Why visiting orphanages now may be harmful

Opinion
By Wanja Maina | Dec 21, 2025
A girl in an orphanage. [Courtesy/GettyImages]

During the holidays, organised groups and tourists visit orphanages in Kenya, bringing gifts and foodstuffs. At first glance, this seems charitable. But what most people do not realise is these visits can sustain a system that harms children, depriving them of what they really need: stability.

Globally and in Kenya, up to 80 per cent of children in orphanages have at least one living parent or relative who could potentially care for them. Many are placed in institutional care because of poverty rather than absence of parents. Poverty remains the main driver of child homelessness in Kenya.

Without adequate support, parents are sometimes forced to place their children in orphanages even if they would prefer to keep them at home. Strengthening families through financial assistance, healthcare, and community support can prevent unnecessary institutionalisation. Research shows that orphanages, no matter how well-intentioned, affect children’s physical, emotional, and cognitive development.

Without consistent caregivers, children struggle to form secure attachments, which are essential for healthy brain development, emotional regulation, and social functioning. Children need stable, loving relationships, but a revolving door of visitors and short-term volunteers disrupts these bonds, increasing the risk of attachment disorders and long-term psychological challenges.

Even when children appear happy during visits, the repeated cycle of bonding and loss leaves lasting emotional scars. A study in Russia following children after leaving institutional care found that one in five committed crimes, one in seven entered sex work, and one in ten died by suicide. In Kenya, a report by Faith to Action showed that children in residential care often experience delayed developmental milestones and struggle with forming attachments, leading to mistrust, identity confusion and a lack of belonging in adulthood.
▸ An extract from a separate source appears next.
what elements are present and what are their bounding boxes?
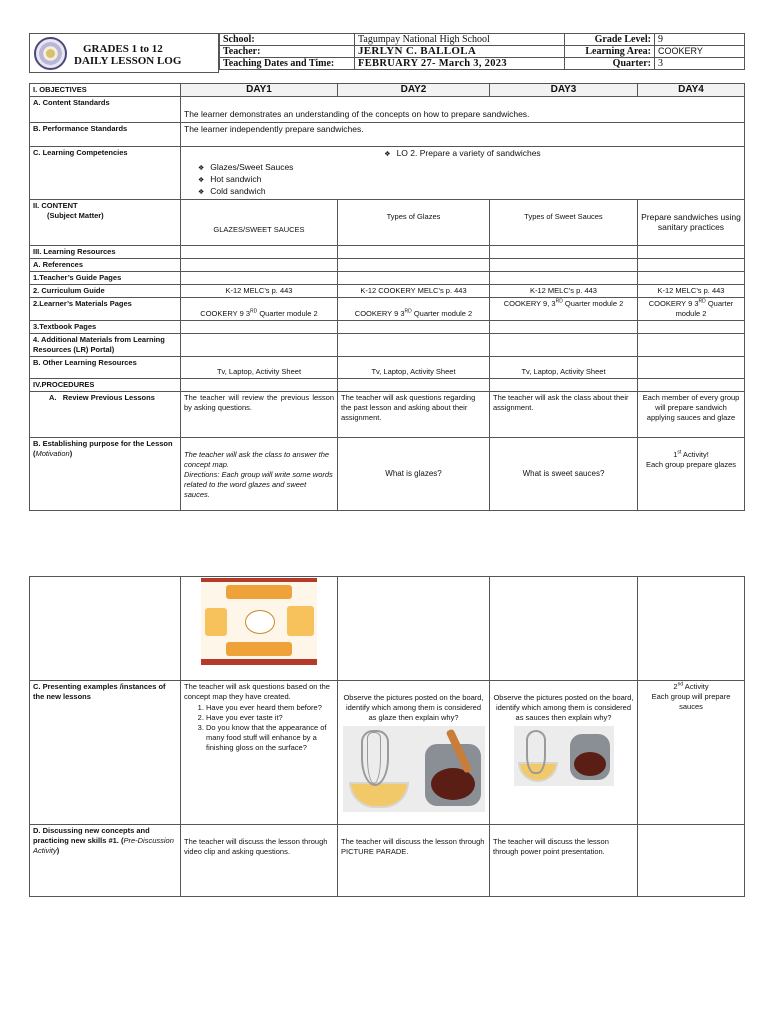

While high-income countries strictly regulate who can work with vulnerable children, in Kenya corporates, influencers, church welfare groups, organised teams, and occasional tourists are often allowed to interact freely with children. Reasons given for this include claims that visitors bring joy.

These arguments are flawed. Visitors rarely speak the local language, understand the culture, or have childcare training. Children already traumatised by family separation benefit far more from long-term, local caregivers.

In Nepal, children exposed to foreign volunteers had to be re-educated in local customs before they could reunite with their families, showing how well-intentioned interventions can cause harm. Visits often commercialise orphanages, creating demand for institutional care. Photos of children shared online without proper consent violate their privacy and the principle of “do no harm.”

Campaigns like ChildSafe’s Children Are Not Tourist Attractions emphasise that children should never be treated as props for social media or fundraising.

Many orphanages operate without proper child protection measures. Short-term visitors are rarely vetted or trained, increasing the risk of unintentional harm or abuse. Even small actions such as hugs or photographs can have lasting emotional consequences. True child protection requires trained, permanent staff and robust oversight, which is rarely guaranteed in volunteer-dependent institutions.

The Children’s Act 2022 and the government’s National Care Reform Strategy mark a shift toward family-based care. The law recommends placing children without parental care in guardianship, foster care, or adoption rather than institutions.

Children are not props for charity campaigns. They deserve permanence, stability, and love, not fleeting attention that disappears when photos are posted online. This holiday season, think twice before visiting orphanages. Support children by supporting families, communities, and policies that put their well-being first.